Home prices dropped 0.3% in August from July, to $356,054, according to the raw Zillow Home Value Index. That is the largest month-to-month drop since 2011. It followed a 0.1% decrease in July.
“Substantial day-to-day and week-to-week rate movements mean that many potential buyers are able to qualify for a loan one week, but not the next, or vice versa,” said Skylar Olsen, chief economist at Zillow, in a press release. “Even buyers able to afford a house at current rates could feel frozen, waiting for mortgage rates to fall dramatically again, like they did from the end of June to mid-July, when rates dropped 50 basis points in just two weeks.”
Typical home values are still up 14.1% compared with August 2021 and 43.8% since August 2019. High annual rates of growth could be masking deeper problems in the market, Black Knight noted earlier this month.
Prices were down 2.4% on a month-to-month basis but up 7% year-over-year, Remax previously reported. Those lower prices, however, led to a 5.3% increase in sales in August versus July.
The typical time for a listing to go to pending sale status was 16 days during August, up 3 days from July. That’s a steeper increase than the market usually sees this time of year, Zillow’s report said.
While inventory increased 1% from July — the smallest bump since February — it was more a result of homes taking longer to sell, Zillow said. Potential sellers are not acting because interest rates are in the 6% range.
An 8% seasonally adjusted decline in new listings of homes for sale for August from July was noted in a separate report from Redfin. That is the lowest level since May 2020, when the housing market came to a halt in the early days of the pandemic.

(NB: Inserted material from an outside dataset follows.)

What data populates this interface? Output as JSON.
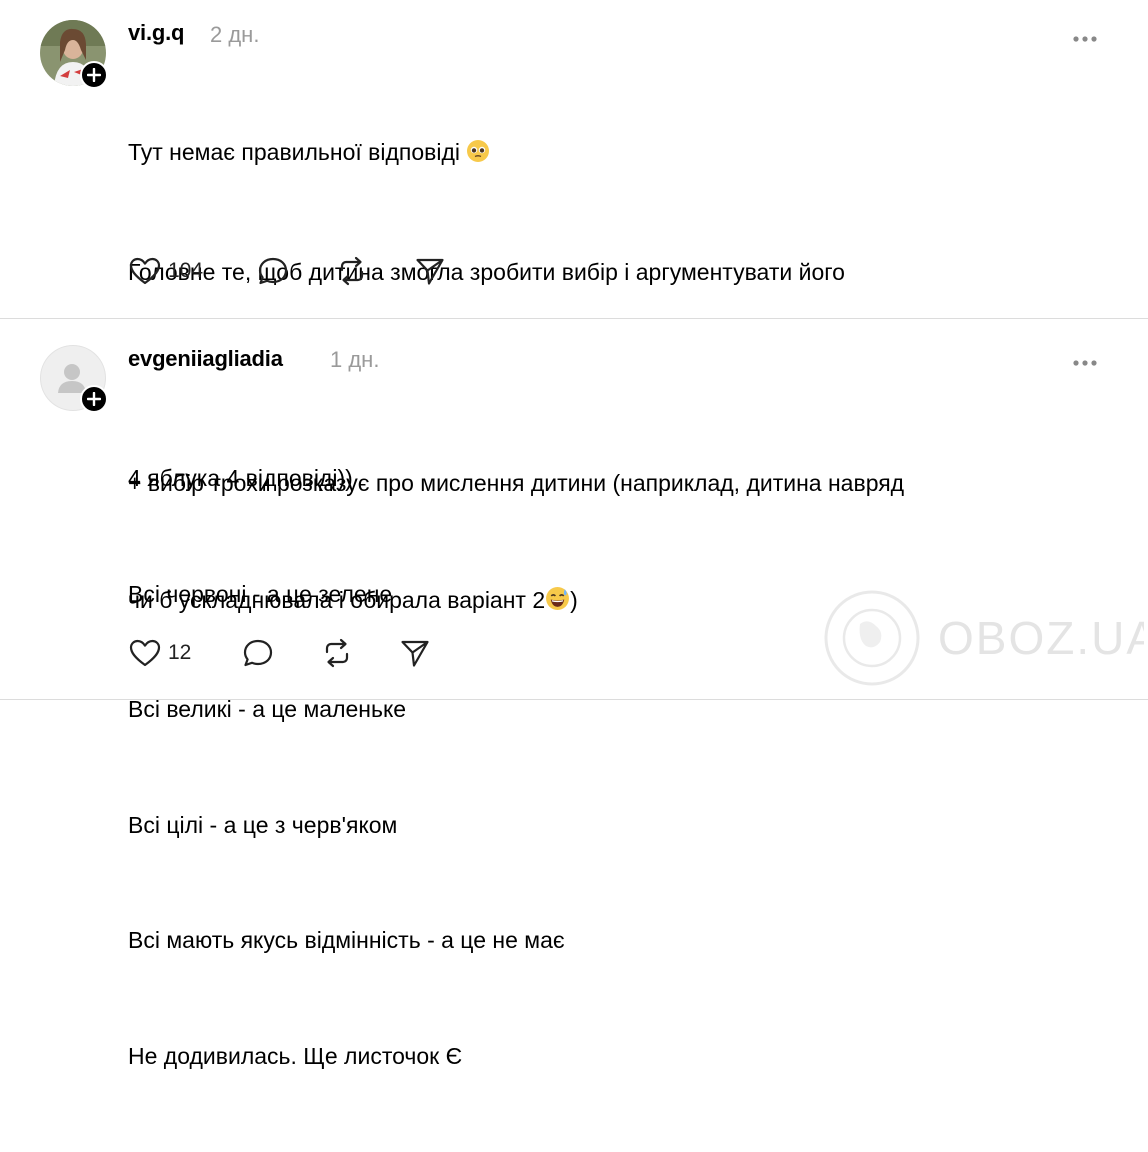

When rates were under 3%, “the market was like a game of musical chairs with buyers vying for too few homes,” said Redfin Chief Economist Daryl Fairweather in a press release. “Now the market is more like a middle school dance where a small number of buyers and sellers are pairing up during a slow song.”
The median days on market in August according to Redfin’s data was 26, a gain of 5 from July and 9 from one year ago.
Just two months of inventory was on the market for August, down slightly from July.
The median sales price was down 1.3% from July to $406,900; this was 7.1% higher than for August 2021.
This decline in sales is not a sign of a bubble bursting, primarily because homeowners don’t need to sell as they are paying low mortgage rates and still have large amounts of equity in their properties, Fairweather argued.
“The jobs market remains very strong, so there’s little risk that mortgage delinquencies or foreclosures will rise significantly,” Fairweather said. “It would take a severe — not soft — recession to send homeowners into distress.”
Meanwhile, lower cost housing markets remain hot, Zillow said. Home values rose in 12 of the 50 largest markets on a month-to-month basis, led by Birmingham, Alabama, up 0.9%; Indianapolis, up 0.5%; Cincinnati, up 0.4%; and Louisville, Kentucky, up 0.2%, all areas where the typical home value is under $300,000.
Miami, which had the fifth largest increase, also had the highest rent growth over the past three years.